Patch and Etags
The PATCH HTTP method allows for partial resource modification and was conceived due to the limitations of PUT, which only allows for the complete replacement of a resource. Compared to other HTTP methods, PATCH is relatively new; the document describing the method, RFC 5789, is dated March, 2010.
The difference, between PATCH and PUT :
In a PUT request, the enclosed entity is considered to be a modified version of the resource stored on the origin server, and the client is requesting that the stored version be replaced. With PATCH, however, the enclosed entity contains a set of instructions describing how a resource currently residing on the origin server should be modified to produce a new version.
PATCH is normally neither safe of idempotent. Meaning that a user is requesting a side-effect and should be aware of it, and that repeated PATCH requests will not have the same result as calling PATCH once. In contrast, a safe and idempotent method like GET will produce the same result no matter how many times it is called, and the user should not expect side-effects.
One of the cool things about PATCH is that while it is inherently not idempotent it can be issued in a way that it is, which helps the following scenario:
- Client A GETs a resource
- Client B GETs the same resource
- Client B updates the resource with a PATCH (beat Client A to the punch)

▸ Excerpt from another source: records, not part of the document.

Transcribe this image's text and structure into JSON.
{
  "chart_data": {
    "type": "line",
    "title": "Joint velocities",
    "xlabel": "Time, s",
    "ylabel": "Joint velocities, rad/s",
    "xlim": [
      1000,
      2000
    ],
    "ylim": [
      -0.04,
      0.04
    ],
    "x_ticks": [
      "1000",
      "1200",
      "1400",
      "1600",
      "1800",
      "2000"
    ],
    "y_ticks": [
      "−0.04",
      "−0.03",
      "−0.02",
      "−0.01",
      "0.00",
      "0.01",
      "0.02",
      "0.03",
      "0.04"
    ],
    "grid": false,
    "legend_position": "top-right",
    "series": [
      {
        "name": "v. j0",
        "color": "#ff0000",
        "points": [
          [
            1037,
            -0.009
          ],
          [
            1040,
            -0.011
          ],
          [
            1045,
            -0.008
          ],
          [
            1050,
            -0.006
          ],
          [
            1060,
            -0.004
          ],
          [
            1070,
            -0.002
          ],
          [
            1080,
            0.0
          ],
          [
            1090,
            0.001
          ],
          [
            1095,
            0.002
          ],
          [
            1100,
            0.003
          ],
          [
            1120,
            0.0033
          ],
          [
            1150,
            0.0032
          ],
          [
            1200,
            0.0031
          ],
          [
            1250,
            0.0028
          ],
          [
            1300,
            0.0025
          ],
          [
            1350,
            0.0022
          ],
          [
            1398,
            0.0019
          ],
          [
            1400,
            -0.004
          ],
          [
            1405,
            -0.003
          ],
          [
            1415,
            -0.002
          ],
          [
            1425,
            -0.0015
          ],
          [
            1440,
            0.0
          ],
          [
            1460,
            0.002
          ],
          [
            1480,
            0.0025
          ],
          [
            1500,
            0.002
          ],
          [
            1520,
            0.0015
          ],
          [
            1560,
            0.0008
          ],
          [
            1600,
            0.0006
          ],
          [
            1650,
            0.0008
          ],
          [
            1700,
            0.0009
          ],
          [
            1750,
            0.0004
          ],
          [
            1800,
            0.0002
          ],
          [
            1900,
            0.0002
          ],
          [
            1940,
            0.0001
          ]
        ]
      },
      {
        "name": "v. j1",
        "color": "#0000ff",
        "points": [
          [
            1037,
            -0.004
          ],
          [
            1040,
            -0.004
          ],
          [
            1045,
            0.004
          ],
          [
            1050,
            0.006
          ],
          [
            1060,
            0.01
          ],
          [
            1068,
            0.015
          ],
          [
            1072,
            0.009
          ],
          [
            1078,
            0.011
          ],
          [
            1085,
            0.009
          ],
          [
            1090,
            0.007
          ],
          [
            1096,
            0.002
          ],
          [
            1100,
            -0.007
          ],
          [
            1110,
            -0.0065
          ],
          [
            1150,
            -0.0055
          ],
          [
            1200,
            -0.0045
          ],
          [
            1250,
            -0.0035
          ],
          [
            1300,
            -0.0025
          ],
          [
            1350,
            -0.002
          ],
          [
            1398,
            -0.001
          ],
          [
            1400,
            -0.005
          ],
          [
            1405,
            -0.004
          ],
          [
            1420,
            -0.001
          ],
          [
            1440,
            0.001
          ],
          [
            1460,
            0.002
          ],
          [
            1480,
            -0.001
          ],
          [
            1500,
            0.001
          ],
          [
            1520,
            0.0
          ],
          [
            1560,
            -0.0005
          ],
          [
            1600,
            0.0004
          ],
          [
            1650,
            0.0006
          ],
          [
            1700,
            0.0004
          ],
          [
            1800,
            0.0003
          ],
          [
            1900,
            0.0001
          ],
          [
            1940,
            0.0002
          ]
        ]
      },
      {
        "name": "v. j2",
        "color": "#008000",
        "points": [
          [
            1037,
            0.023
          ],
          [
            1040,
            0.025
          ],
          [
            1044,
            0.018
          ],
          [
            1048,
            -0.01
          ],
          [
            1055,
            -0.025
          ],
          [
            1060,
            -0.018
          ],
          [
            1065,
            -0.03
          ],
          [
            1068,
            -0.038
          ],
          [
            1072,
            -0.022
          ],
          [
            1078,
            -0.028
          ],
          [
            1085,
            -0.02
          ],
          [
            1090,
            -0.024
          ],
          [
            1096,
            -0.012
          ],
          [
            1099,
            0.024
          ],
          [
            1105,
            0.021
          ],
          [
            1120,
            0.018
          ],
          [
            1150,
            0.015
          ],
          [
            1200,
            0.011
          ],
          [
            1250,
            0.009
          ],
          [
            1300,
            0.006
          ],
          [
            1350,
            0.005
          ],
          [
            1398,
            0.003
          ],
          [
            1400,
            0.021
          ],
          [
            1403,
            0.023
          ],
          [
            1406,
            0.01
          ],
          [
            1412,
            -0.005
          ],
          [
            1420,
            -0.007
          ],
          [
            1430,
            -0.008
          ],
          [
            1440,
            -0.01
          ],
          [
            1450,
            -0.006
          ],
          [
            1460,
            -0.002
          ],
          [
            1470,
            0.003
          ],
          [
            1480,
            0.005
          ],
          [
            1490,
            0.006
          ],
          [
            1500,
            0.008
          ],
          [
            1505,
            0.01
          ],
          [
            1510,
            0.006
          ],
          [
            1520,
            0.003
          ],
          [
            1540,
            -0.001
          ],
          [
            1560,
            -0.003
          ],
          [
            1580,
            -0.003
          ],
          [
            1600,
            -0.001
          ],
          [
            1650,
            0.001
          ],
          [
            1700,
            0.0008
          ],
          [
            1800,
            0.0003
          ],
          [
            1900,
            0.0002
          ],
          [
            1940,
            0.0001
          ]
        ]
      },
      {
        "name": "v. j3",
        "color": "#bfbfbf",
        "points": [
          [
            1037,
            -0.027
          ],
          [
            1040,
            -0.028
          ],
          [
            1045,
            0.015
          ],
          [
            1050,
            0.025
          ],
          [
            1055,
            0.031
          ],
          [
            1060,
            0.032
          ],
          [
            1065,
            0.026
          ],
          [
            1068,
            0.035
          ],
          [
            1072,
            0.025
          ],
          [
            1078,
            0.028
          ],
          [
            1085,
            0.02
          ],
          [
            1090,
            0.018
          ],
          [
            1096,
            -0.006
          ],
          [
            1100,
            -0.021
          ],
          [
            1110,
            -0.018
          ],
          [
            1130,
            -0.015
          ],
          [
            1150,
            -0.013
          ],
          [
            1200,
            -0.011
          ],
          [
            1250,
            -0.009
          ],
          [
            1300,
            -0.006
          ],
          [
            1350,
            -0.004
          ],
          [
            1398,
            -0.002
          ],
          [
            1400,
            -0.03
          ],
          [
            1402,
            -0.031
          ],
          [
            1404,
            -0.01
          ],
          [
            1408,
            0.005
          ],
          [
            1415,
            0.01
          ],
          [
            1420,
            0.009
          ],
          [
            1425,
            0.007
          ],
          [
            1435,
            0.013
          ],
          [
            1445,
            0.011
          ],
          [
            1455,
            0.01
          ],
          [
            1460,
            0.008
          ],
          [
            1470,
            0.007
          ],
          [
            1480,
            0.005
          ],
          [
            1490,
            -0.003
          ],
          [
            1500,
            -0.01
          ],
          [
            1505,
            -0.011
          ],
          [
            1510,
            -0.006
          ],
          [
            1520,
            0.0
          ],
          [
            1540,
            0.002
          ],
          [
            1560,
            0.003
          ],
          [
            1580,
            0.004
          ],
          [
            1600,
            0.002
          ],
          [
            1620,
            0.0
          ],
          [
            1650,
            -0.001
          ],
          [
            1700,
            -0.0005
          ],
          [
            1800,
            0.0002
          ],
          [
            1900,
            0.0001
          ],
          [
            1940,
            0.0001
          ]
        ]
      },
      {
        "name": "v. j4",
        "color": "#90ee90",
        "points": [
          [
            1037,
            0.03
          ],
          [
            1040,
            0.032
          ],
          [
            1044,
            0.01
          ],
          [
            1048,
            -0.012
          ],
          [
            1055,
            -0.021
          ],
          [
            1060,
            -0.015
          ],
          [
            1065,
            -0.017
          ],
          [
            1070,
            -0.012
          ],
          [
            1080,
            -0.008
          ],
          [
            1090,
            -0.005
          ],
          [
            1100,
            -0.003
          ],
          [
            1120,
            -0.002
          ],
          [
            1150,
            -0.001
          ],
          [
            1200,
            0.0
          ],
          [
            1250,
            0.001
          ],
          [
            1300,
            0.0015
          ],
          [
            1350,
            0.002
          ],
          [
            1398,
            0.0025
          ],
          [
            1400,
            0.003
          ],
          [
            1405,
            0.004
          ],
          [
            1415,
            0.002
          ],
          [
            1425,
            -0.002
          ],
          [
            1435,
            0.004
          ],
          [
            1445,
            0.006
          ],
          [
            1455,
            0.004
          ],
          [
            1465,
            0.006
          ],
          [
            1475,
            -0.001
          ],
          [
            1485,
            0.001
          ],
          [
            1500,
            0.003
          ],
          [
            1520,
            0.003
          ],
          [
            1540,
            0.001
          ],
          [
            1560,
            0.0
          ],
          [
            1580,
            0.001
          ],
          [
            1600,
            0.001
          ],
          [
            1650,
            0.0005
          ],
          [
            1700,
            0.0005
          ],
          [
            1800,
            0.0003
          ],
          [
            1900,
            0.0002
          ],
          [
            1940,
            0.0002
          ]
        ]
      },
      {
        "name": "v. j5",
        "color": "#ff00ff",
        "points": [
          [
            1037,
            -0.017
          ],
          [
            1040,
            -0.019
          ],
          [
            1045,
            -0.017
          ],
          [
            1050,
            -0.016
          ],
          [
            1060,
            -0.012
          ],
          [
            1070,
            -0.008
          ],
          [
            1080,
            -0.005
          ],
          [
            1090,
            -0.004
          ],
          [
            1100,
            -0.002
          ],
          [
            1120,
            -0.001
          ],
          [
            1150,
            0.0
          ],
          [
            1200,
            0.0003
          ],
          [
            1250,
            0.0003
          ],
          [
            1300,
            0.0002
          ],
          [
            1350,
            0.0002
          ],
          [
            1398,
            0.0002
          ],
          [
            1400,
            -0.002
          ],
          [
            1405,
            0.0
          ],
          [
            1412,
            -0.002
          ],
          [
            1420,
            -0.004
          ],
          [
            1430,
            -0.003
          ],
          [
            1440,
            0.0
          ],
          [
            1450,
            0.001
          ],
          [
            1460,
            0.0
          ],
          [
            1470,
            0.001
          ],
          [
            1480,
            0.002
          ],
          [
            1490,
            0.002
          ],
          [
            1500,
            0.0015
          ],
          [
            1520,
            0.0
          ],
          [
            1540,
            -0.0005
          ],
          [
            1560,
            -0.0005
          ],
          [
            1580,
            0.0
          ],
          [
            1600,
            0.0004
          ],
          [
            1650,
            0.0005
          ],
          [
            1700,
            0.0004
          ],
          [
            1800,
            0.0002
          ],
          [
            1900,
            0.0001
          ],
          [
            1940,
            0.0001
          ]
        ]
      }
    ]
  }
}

- Client A doesn’t know about Client B’s update and overwrites it with a PATCH of its own
It accomplishes this through the use of conditional requests, that will fail if the resource has been updated since the client last accessed the resource. Etags are just one of the validators that are used in conditional requests. Etags or entity-tags are a opaque quoted strings that may be prefixed by a weakness indicator. They “tag” the current version of a resource. So now in order for another user to update the resource they need provide the most current Etag. This is done by specifying a an “If-Match” header in the request.